Conglomerate Innscor Holdings recorded a 69 percent rise in profit before tax for FY2019 at $4.54 billion on the back of improved income.
Annual headline earnings per share of 450.56 cents, was an 84 percent increase over the prior comparative period.
National Foods, Prodiary, Natpak, Probrands and Irvines all recorded improved volumes over the period.
The group reported full year revenues of $23.93 billion during the year under review, representing a 24 percent increase on the comparative year.
“Revenue growth was achieved on the back of mixed volume performance, the gradual removal of subsidies on most products, as well as infl ation-induced price adjustments,” said the group.
“The group’s improved product mix, coupled with a well-priced strategic raw material investment and enhanced production and overhead efficencies, combined to deliver an operating profit of $3.859 billion for the year under review, representing a growth of 54 percent over the comparative year.”
Innscor’s financial income was dominated by revaluation gains on financial assets whilst fair value losses on biological assets resulted from the reduction in the real market value of parts of the group’s livestock herds, and represents lower real sales pricing being realised within the protein markets.
Management said the increase in the depreciation charge to 606 million arose primarily as a result of additions to fixed assets and a small adjustment resulting from the initial adoption of IFRS16 (Leases).
Despite the reduction in net gearing levels, resulting from scarce liquidity and the steady devaluation of the local currency; the net interest expense increased, mainly due to the various monetary policy measures that resulted in a higher cost of borrowing from local financial institutions.

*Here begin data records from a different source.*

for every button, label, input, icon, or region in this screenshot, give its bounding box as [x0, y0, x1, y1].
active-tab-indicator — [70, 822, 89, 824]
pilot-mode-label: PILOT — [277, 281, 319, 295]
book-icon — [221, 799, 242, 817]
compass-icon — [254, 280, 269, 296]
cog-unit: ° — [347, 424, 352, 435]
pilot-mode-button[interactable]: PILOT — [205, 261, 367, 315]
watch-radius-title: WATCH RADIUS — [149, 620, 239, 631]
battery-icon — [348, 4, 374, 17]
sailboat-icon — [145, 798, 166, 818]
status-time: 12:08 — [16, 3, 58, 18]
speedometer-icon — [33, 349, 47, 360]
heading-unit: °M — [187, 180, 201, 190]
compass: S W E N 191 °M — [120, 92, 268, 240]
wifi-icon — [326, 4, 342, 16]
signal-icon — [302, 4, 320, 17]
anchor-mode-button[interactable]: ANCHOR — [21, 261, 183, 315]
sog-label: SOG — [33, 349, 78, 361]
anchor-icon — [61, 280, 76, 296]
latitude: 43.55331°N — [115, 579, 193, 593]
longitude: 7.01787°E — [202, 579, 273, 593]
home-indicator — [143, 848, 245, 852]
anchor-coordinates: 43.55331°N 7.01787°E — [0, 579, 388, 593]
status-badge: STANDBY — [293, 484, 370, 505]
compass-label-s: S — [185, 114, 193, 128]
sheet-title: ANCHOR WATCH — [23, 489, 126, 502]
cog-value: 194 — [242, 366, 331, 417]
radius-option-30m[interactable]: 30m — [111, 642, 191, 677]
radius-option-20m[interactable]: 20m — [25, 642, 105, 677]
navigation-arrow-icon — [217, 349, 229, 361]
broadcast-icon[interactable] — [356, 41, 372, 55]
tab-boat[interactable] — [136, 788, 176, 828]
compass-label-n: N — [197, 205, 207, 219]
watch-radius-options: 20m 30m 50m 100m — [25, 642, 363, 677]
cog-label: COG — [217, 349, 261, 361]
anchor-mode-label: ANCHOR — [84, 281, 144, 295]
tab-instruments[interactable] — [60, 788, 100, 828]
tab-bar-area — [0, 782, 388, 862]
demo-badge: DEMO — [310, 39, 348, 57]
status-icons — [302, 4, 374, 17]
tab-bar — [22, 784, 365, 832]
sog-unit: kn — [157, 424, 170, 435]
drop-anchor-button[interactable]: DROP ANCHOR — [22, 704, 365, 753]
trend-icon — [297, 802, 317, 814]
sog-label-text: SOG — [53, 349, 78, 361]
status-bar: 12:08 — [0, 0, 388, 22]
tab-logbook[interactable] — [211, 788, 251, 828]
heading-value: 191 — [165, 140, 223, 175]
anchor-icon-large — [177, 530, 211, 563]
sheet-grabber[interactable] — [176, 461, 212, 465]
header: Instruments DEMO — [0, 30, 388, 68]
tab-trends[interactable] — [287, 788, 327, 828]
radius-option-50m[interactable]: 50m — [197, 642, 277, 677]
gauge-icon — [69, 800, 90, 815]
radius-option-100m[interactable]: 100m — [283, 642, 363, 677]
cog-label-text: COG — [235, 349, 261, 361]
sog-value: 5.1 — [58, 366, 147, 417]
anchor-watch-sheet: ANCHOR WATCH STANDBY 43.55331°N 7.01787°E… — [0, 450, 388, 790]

As indicated earlier, group associates delivered a pleasing increase in rarnings with all business units contributing positively to the overall
result.
A monetary gain of $263 million was recorded during the year under review, indicating the efficient deployment of resources to non-monetary assets.
The increase in other comprehensive income to $1.48 billion was largely attributable to exchange differences arising on the translation of foreign operations.
The board declare a final dividend of 100 cents per share for the year under review.